Many factors affect the warrant price, with the three key ones being the price of the underlying assets, the time decay, and changes in implied volatility.
A warrant’s effective gearing displayed on the ticker is only a reference number calculated with a formula. In fact, this value only reflects the theoretical impact of the price of the underlying assets on the warrant price, without taking into account the influence of time decay and changes in implied volatility.
For example, say the effective gearing of a call warrant is 5x.

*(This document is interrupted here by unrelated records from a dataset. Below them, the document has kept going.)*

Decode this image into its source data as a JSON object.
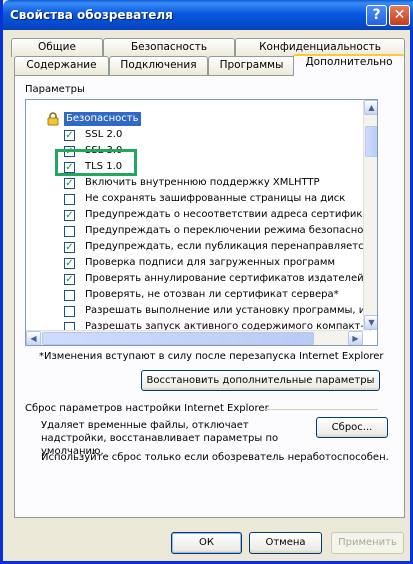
{
  "window": {
    "title": "Свойства обозревателя",
    "help_glyph": "?",
    "close_glyph": "✕"
  },
  "tabs": {
    "row1": [
      "Общие",
      "Безопасность",
      "Конфиденциальность"
    ],
    "row2": [
      "Содержание",
      "Подключения",
      "Программы",
      "Дополнительно"
    ],
    "active": "Дополнительно"
  },
  "settings": {
    "label": "Параметры",
    "group_icon": "lock-icon",
    "group_title": "Безопасность",
    "items": [
      {
        "label": "SSL 2.0",
        "checked": true
      },
      {
        "label": "SSL 3.0",
        "checked": true
      },
      {
        "label": "TLS 1.0",
        "checked": true
      },
      {
        "label": "Включить внутреннюю поддержку XMLHTTP",
        "checked": true
      },
      {
        "label": "Не сохранять зашифрованные страницы на диск",
        "checked": false
      },
      {
        "label": "Предупреждать о несоответствии адреса сертификат",
        "checked": true
      },
      {
        "label": "Предупреждать о переключении режима безопасност",
        "checked": false
      },
      {
        "label": "Предупреждать, если публикация перенаправляется",
        "checked": true
      },
      {
        "label": "Проверка подписи для загруженных программ",
        "checked": true
      },
      {
        "label": "Проверять аннулирование сертификатов издателей",
        "checked": true
      },
      {
        "label": "Проверять, не отозван ли сертификат сервера*",
        "checked": false
      },
      {
        "label": "Разрешать выполнение или установку программы, име",
        "checked": false
      },
      {
        "label": "Разрешать запуск активного содержимого компакт-ди",
        "checked": false
      }
    ],
    "note": "*Изменения вступают в силу после перезапуска Internet Explorer",
    "restore_button": "Восстановить дополнительные параметры"
  },
  "reset": {
    "group_title": "Сброс параметров настройки Internet Explorer",
    "description": "Удаляет временные файлы, отключает надстройки, восстанавливает параметры по умолчанию.",
    "button": "Сброс...",
    "warning": "Используйте сброс только если обозреватель неработоспособен."
  },
  "footer": {
    "ok": "ОК",
    "cancel": "Отмена",
    "apply": "Применить"
  },
  "highlight_color": "#22a85a"
}
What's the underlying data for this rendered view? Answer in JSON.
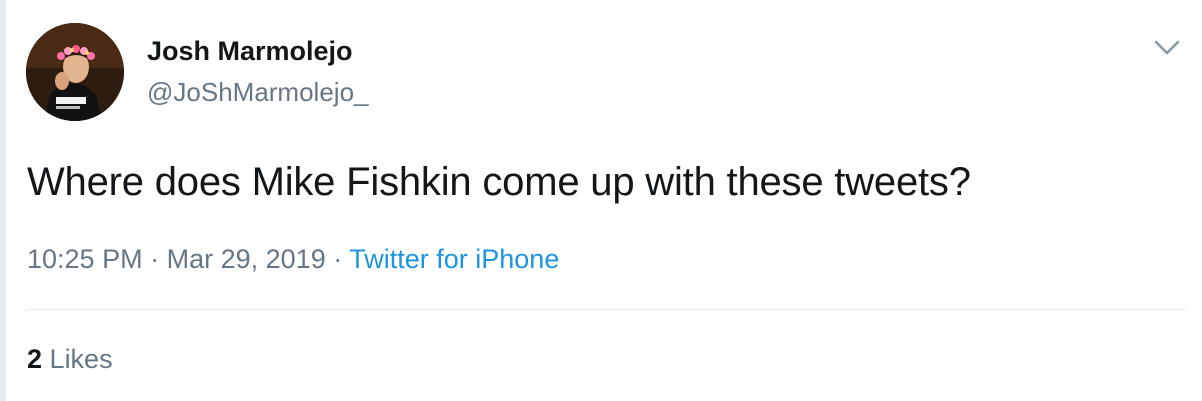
{
  "author": {
    "display_name": "Josh Marmolejo",
    "handle": "@JoShMarmolejo_",
    "avatar_icon": "user-avatar"
  },
  "tweet": {
    "text": "Where does Mike Fishkin come up with these tweets?",
    "time": "10:25 PM",
    "separator": "·",
    "date": "Mar 29, 2019",
    "source": "Twitter for iPhone"
  },
  "stats": {
    "likes_count": "2",
    "likes_label": "Likes"
  },
  "menu": {
    "icon": "chevron-down-icon"
  },
  "colors": {
    "text_primary": "#14171a",
    "text_secondary": "#657786",
    "link": "#1b95e0",
    "border": "#e6ecf0"
  }
}
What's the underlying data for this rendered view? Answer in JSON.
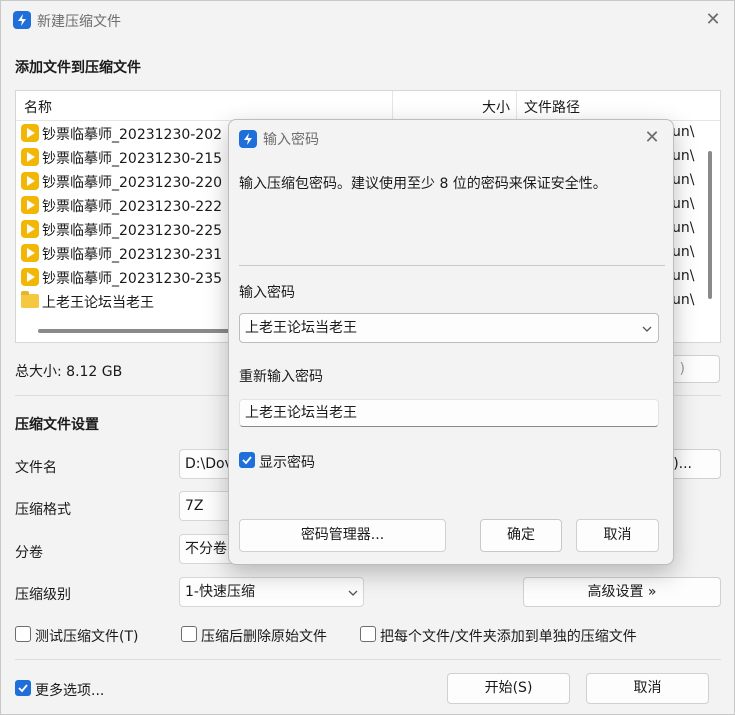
{
  "window": {
    "title": "新建压缩文件",
    "close_icon": "close-icon"
  },
  "files_section": {
    "heading": "添加文件到压缩文件",
    "columns": {
      "name": "名称",
      "size": "大小",
      "path": "文件路径"
    },
    "rows": [
      {
        "name": "钞票临摹师_20231230-202",
        "path": "un\\",
        "icon": "video-file-icon"
      },
      {
        "name": "钞票临摹师_20231230-215",
        "path": "un\\",
        "icon": "video-file-icon"
      },
      {
        "name": "钞票临摹师_20231230-220",
        "path": "un\\",
        "icon": "video-file-icon"
      },
      {
        "name": "钞票临摹师_20231230-222",
        "path": "un\\",
        "icon": "video-file-icon"
      },
      {
        "name": "钞票临摹师_20231230-225",
        "path": "un\\",
        "icon": "video-file-icon"
      },
      {
        "name": "钞票临摹师_20231230-231",
        "path": "un\\",
        "icon": "video-file-icon"
      },
      {
        "name": "钞票临摹师_20231230-235",
        "path": "un\\",
        "icon": "video-file-icon"
      },
      {
        "name": "上老王论坛当老王",
        "path": "un\\",
        "icon": "folder-icon"
      }
    ],
    "total_size": "总大小: 8.12 GB",
    "partial_button": ")"
  },
  "settings": {
    "heading": "压缩文件设置",
    "filename_label": "文件名",
    "filename_value": "D:\\Dov",
    "browse_partial": ")...",
    "format_label": "压缩格式",
    "format_value": "7Z",
    "split_label": "分卷",
    "split_value": "不分卷",
    "level_label": "压缩级别",
    "level_value": "1-快速压缩",
    "advanced_button": "高级设置 »",
    "checkbox_test": "测试压缩文件(T)",
    "checkbox_delete": "压缩后删除原始文件",
    "checkbox_each": "把每个文件/文件夹添加到单独的压缩文件"
  },
  "footer": {
    "more_options": "更多选项...",
    "start_button": "开始(S)",
    "cancel_button": "取消"
  },
  "password_dialog": {
    "title": "输入密码",
    "description": "输入压缩包密码。建议使用至少 8 位的密码来保证安全性。",
    "password_label": "输入密码",
    "password_value": "上老王论坛当老王",
    "repeat_label": "重新输入密码",
    "repeat_value": "上老王论坛当老王",
    "show_password": "显示密码",
    "manager_button": "密码管理器...",
    "ok_button": "确定",
    "cancel_button": "取消"
  },
  "colors": {
    "accent": "#1e6fd9",
    "window_bg": "#f3f3f3",
    "video_icon": "#f2b705"
  }
}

When the price of the underlying assets increases by 1%, the theoretical increase in the warrant price is 5%. However, the daily time decay of the warrant is 0.5%, and the implied volatility drops on that day, which results in a decline of the warrant price by 1.5%.Therefore, the actual increase in the warrant is only 3%. This does not mean that the product failed to increase at the same rate, but only that the effective gearing cannot reflect any other factors than the change in the price of the underlying assets.
Warrant prices in general do not increase at the same rate under ranging market conditions. Why is that so?

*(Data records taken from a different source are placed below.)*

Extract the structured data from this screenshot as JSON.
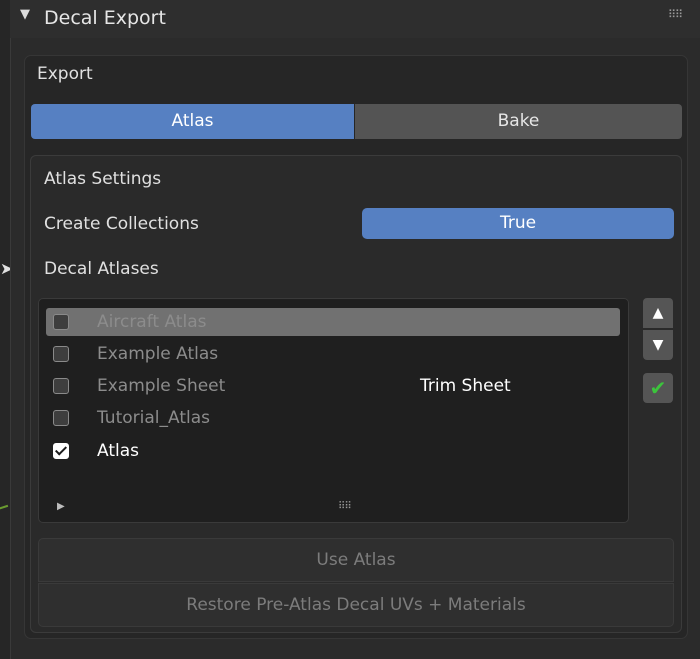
{
  "panel": {
    "title": "Decal Export",
    "grip_icon": "drag-grip-icon"
  },
  "export": {
    "label": "Export",
    "tabs": [
      {
        "label": "Atlas",
        "active": true
      },
      {
        "label": "Bake",
        "active": false
      }
    ]
  },
  "atlas_settings": {
    "label": "Atlas Settings",
    "create_collections": {
      "label": "Create Collections",
      "value": "True"
    },
    "decal_atlases_label": "Decal Atlases"
  },
  "atlas_list": {
    "rows": [
      {
        "name": "Aircraft Atlas",
        "checked": false,
        "type": "",
        "selected": true
      },
      {
        "name": "Example Atlas",
        "checked": false,
        "type": ""
      },
      {
        "name": "Example Sheet",
        "checked": false,
        "type": "Trim Sheet"
      },
      {
        "name": "Tutorial_Atlas",
        "checked": false,
        "type": ""
      },
      {
        "name": "Atlas",
        "checked": true,
        "type": ""
      }
    ]
  },
  "side_buttons": {
    "up_icon": "move-up-icon",
    "down_icon": "move-down-icon",
    "confirm_icon": "checkmark-icon"
  },
  "actions": {
    "use_atlas": "Use Atlas",
    "restore": "Restore Pre-Atlas Decal UVs + Materials"
  },
  "colors": {
    "accent": "#5680c2",
    "panel_bg": "#2b2b2b",
    "confirm_green": "#3cc43c"
  }
}
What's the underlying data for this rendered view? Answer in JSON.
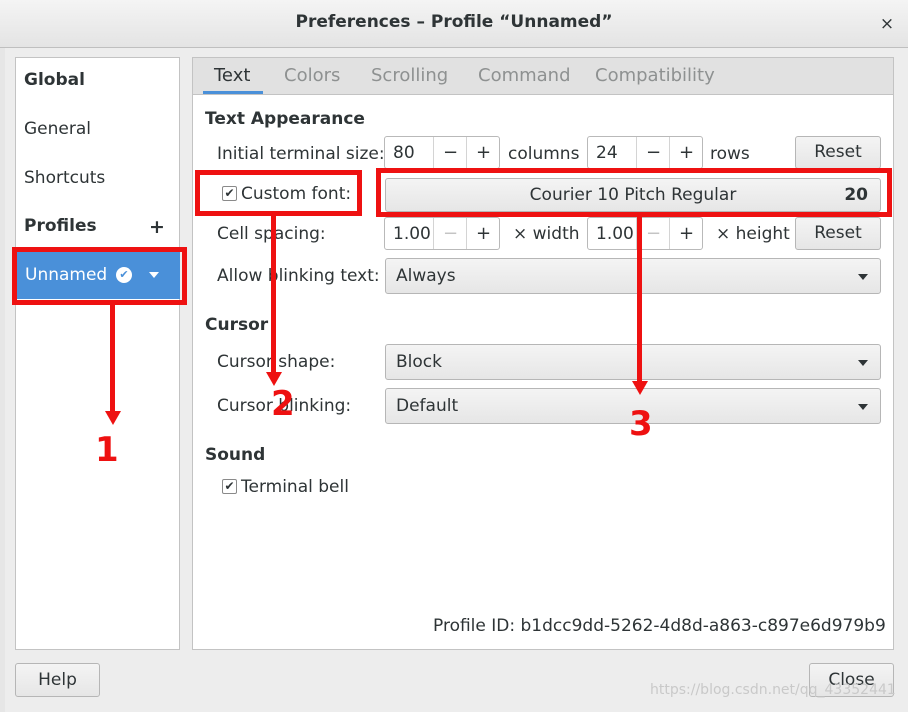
{
  "window": {
    "title": "Preferences – Profile “Unnamed”",
    "close_glyph": "×"
  },
  "sidebar": {
    "global": "Global",
    "general": "General",
    "shortcuts": "Shortcuts",
    "profiles": "Profiles",
    "add_glyph": "+",
    "selected_profile": "Unnamed",
    "check_glyph": "✔"
  },
  "tabs": [
    "Text",
    "Colors",
    "Scrolling",
    "Command",
    "Compatibility"
  ],
  "text_appearance": {
    "heading": "Text Appearance",
    "initial_size_label": "Initial terminal size:",
    "columns_value": "80",
    "columns_unit": "columns",
    "rows_value": "24",
    "rows_unit": "rows",
    "reset_label": "Reset",
    "custom_font_label": "Custom font:",
    "custom_font_checked": true,
    "font_name": "Courier 10 Pitch Regular",
    "font_size": "20",
    "cell_spacing_label": "Cell spacing:",
    "width_value": "1.00",
    "width_unit": "× width",
    "height_value": "1.00",
    "height_unit": "× height",
    "reset2_label": "Reset",
    "blink_text_label": "Allow blinking text:",
    "blink_text_value": "Always",
    "minus_glyph": "−",
    "plus_glyph": "+"
  },
  "cursor": {
    "heading": "Cursor",
    "shape_label": "Cursor shape:",
    "shape_value": "Block",
    "blinking_label": "Cursor blinking:",
    "blinking_value": "Default"
  },
  "sound": {
    "heading": "Sound",
    "bell_label": "Terminal bell",
    "bell_checked": true
  },
  "profile_id": "Profile ID: b1dcc9dd-5262-4d8d-a863-c897e6d979b9",
  "footer": {
    "help": "Help",
    "close": "Close"
  },
  "annotations": {
    "one": "1",
    "two": "2",
    "three": "3",
    "color": "#ee1111"
  },
  "watermark": "https://blog.csdn.net/qq_43352441"
}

When market volatility is reduced:
1. The price of the underlying assets does not fluctuate much.
2. The implied volatility faces downward pressure.

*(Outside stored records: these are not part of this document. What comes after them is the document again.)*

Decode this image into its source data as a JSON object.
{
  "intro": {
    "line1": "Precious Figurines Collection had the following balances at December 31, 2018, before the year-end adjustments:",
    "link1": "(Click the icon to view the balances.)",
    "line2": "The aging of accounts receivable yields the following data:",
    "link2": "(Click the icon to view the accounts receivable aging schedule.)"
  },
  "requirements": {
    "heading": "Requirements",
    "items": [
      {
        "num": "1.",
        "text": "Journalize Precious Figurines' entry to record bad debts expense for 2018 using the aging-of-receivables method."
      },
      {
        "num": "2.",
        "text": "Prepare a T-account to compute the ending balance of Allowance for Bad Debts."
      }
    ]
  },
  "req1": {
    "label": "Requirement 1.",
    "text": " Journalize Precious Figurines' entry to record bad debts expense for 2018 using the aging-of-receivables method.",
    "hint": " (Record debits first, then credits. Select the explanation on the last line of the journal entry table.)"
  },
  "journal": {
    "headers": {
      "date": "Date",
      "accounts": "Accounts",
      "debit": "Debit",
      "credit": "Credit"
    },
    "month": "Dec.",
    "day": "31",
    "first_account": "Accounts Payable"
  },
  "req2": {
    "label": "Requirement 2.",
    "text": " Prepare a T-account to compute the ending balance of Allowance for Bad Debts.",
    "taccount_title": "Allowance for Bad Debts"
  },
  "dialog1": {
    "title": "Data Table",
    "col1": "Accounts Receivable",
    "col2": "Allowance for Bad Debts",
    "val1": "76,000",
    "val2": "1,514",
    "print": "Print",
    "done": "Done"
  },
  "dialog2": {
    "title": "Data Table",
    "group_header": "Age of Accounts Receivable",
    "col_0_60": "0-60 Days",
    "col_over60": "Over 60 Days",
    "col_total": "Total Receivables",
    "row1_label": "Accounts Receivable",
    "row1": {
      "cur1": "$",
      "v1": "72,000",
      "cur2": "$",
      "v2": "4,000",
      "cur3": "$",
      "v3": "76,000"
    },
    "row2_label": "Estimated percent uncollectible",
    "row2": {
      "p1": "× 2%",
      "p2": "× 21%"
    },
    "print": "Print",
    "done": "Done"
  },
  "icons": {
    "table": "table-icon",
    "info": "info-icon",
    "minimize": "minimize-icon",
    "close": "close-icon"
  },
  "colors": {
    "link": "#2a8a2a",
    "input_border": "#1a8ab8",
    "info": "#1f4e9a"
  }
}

A slight increase in the price of the underlying assets provides a limited theoretical increase to the warrant price of a call warrant, but a drop in implied volatility will have a negative impact on the warrant price, on top of the downward pressures of time decay. If the theoretical increase in the warrant price is insufficient to offset the influence of the drop in implied volatility and time decay, a situation in which the warrant price drops while the price of the underlying assets rises may occur.